Brevik called attention to a closed-door meeting that occurred Feb. 1, 2006, at the Treasury Department. Administration officials summoned representatives of groups that support optional federal charters to the meeting, but no groups opposed were invited to attend. The Bush Administration has not taken a position on the issue of optional federal charters.

"The Administration needs to know that Main Street insurance agents, their customers and our states want choices at the local level, not another government bureaucracy in Washington, D.C.," Brevik said. "Optional federal charters are unworkable by their very nature. Creating conflicting, competing federal-state insurance jurisdictions applying to the same marketplace is both unnecessary and counterproductive to effective oversight of the insurance industry. PIA supports state regulation of insurance and opposes optional federal charters."

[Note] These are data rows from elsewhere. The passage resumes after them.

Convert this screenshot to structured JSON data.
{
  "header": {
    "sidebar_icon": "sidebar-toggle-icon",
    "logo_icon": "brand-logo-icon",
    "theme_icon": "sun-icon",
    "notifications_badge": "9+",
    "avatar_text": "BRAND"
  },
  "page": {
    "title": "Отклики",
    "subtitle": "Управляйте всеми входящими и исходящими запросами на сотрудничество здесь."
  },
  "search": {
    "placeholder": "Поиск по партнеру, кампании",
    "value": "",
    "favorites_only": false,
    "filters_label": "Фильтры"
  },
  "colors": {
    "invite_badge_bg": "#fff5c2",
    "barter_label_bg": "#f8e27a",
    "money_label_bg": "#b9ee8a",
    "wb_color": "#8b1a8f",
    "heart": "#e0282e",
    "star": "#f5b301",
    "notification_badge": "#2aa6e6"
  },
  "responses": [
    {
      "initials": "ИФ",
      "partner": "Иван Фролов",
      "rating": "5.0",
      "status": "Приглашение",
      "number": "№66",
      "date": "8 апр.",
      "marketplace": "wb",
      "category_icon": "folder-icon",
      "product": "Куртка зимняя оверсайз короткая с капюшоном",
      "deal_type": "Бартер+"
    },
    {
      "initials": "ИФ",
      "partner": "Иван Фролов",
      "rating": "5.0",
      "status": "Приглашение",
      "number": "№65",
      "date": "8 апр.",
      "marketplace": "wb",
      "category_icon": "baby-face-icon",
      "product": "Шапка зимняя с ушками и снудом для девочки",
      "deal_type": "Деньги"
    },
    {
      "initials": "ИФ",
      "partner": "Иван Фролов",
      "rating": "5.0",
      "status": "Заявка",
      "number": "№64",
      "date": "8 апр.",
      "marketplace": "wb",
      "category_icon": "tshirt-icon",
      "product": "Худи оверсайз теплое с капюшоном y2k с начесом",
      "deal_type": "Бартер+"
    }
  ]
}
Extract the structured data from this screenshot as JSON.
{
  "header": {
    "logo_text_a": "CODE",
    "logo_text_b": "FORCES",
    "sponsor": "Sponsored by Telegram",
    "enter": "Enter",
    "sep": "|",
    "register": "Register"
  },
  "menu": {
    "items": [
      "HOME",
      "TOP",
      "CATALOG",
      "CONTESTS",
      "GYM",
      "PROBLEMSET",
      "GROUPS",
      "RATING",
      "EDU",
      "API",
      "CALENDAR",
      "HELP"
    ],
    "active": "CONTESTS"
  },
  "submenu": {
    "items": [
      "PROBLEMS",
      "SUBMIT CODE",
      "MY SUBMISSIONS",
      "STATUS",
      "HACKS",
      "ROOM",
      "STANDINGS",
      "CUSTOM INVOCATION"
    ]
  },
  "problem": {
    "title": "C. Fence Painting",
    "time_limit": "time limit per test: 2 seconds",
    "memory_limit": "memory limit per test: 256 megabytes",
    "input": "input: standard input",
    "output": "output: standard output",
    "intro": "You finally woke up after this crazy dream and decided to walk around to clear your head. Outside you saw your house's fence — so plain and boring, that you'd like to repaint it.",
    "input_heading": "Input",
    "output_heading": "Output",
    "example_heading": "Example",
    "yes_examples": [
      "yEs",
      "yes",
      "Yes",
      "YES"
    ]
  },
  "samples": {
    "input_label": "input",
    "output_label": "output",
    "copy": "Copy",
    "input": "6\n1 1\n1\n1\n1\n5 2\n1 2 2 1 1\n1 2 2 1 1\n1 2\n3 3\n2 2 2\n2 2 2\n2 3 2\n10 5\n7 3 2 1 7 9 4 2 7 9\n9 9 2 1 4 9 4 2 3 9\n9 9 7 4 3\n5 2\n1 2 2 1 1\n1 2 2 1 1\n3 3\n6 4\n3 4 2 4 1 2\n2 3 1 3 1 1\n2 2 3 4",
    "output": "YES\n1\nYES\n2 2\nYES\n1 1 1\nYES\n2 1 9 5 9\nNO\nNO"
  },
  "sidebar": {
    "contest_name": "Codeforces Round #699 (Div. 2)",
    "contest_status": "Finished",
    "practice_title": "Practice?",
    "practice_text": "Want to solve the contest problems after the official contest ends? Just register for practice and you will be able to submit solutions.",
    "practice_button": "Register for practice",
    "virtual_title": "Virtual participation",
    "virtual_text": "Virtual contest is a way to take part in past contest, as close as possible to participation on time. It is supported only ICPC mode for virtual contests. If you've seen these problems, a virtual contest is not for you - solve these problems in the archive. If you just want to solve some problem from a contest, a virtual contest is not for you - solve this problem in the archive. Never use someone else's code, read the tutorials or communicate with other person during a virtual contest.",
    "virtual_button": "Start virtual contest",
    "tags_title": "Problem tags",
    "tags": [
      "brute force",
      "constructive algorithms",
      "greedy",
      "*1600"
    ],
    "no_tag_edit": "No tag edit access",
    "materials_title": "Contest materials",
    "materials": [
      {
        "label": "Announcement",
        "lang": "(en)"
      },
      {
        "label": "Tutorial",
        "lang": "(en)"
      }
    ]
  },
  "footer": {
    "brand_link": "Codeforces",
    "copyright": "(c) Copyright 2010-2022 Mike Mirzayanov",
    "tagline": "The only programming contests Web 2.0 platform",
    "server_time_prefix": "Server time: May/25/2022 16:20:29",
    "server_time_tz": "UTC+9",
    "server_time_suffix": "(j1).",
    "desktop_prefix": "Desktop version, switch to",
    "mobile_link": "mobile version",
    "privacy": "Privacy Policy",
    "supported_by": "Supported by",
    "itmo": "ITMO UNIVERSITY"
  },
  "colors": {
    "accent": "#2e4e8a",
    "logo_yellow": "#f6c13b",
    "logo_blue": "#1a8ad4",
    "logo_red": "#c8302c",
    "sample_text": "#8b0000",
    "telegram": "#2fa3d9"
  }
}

PIA has initiated a nationwide campaign through its state and regional affiliates to get each state legislature to pass a resolution declaring its support for maintaining the States as the primary insurance oversight authority and regulator of the business of insurance, together with opposition to federal encroachment through creation of a federal insurance regulator or an optional federal charter.

Brevik said the National Association of Insurance Commissioners (NAIC) is doing an excellent job in bringing about modernization of state insurance regulation through reforms it is spearheading. In addition, he noted that PIA members remain firmly supportive of the current system of functional state insurance regulation and are vehement in their rejection of a federal insurance regulator. At the same time, a majority agree that continuing changes are needed to modernize state insurance regulation.

In a survey of PIA members' views on insurance regulation, an overwhelming majority (83.6%) said that having a federal insurance regulator is a bad idea, 88.3 % expressed support for continuing the current system of functional state-based insurance regulation, 55.1% said changes are needed to modernize state insurance regulation and a majority (51.4%) said the proposed creation of a federal-level regulatory panel to coordinate, but not mandate, greater efficiency in the insurance marketplace as envisioned in draft legislation currently pending in Congress is a "Trojan Horse" for federal regulation of insurance. The survey was conducted Sept. 23-29, 2004.

"State and federal agencies along with the NAIC have already invested millions of dollars in cooperative reforms required by the Gramm Leach Bliley Act (GLBA), which mandates that states take the lead in collaborative efforts to effect modernization," Brevik said. "The American system of state-based insurance regulation has worked well for more than 100 years, producing an insurance sector that is the envy of the world."

In addition, transferring responsibility for insurance regulation from the states to the federal government could have disastrous implications for state budgets. In 2004, insurance companies paid a total of $13.8 billion in annual premium taxes to the 50 states, according to the U.S. Department of Commerce.